Tckt v0.7 also enables quantum circuit execution on Microsoft Azure Quantum (public preview version), and extends classical control of quantum operations on ion trap systems from Honeywell Quantum Solutions.
Tket allows users to migrate between devices by changing just a single line of code, according to the company. CQS also states that tket is used by many quantum hardware providers and major companies.

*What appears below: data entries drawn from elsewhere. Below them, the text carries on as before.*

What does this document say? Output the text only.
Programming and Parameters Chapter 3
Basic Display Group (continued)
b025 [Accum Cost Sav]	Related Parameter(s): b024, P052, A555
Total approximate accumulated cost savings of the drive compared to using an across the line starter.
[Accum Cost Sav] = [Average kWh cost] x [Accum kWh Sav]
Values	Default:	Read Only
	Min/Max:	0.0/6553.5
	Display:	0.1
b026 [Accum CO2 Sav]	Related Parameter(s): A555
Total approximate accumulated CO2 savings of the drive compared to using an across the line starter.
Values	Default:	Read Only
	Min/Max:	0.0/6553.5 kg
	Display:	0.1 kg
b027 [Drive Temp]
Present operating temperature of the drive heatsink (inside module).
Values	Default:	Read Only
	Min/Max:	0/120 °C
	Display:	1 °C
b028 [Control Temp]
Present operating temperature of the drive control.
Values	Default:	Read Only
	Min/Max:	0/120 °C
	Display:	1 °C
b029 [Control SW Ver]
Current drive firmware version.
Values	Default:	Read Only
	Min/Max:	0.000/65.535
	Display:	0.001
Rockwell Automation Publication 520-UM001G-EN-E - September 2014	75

Other new features in the v0.7 release of tket include:
- Improved circuit optimization and noise mitigation performance with new methods to make constructing quantum circuits easier
- Substitution of named operations with other operations, boxes, or circuits
- Support for mid-circuit measurement on IBM Quantum premium devices
This new tool in the Python toolkit reflects an increasing interest in the language. Developers are more interested in learning to use that language than any other, according to a report from O’Reilly. As Lance Whitney reported on TechRepublic, interest in this language is up 27% over the previous year based on findings in the report, “Where Programming, Ops, AI, and the Cloud are Headed in 2021.” O’Reilly analyzed data from its online learning, publishing partners and learning modes, live online training courses, and virtual events to measure interest levels. Python is also desired for its machine learning (ML) aspects. The language’s scikit-learn ML library saw an 11% increase in use, while the PyTorch ML framework used for deep learning jumped in use by 159%.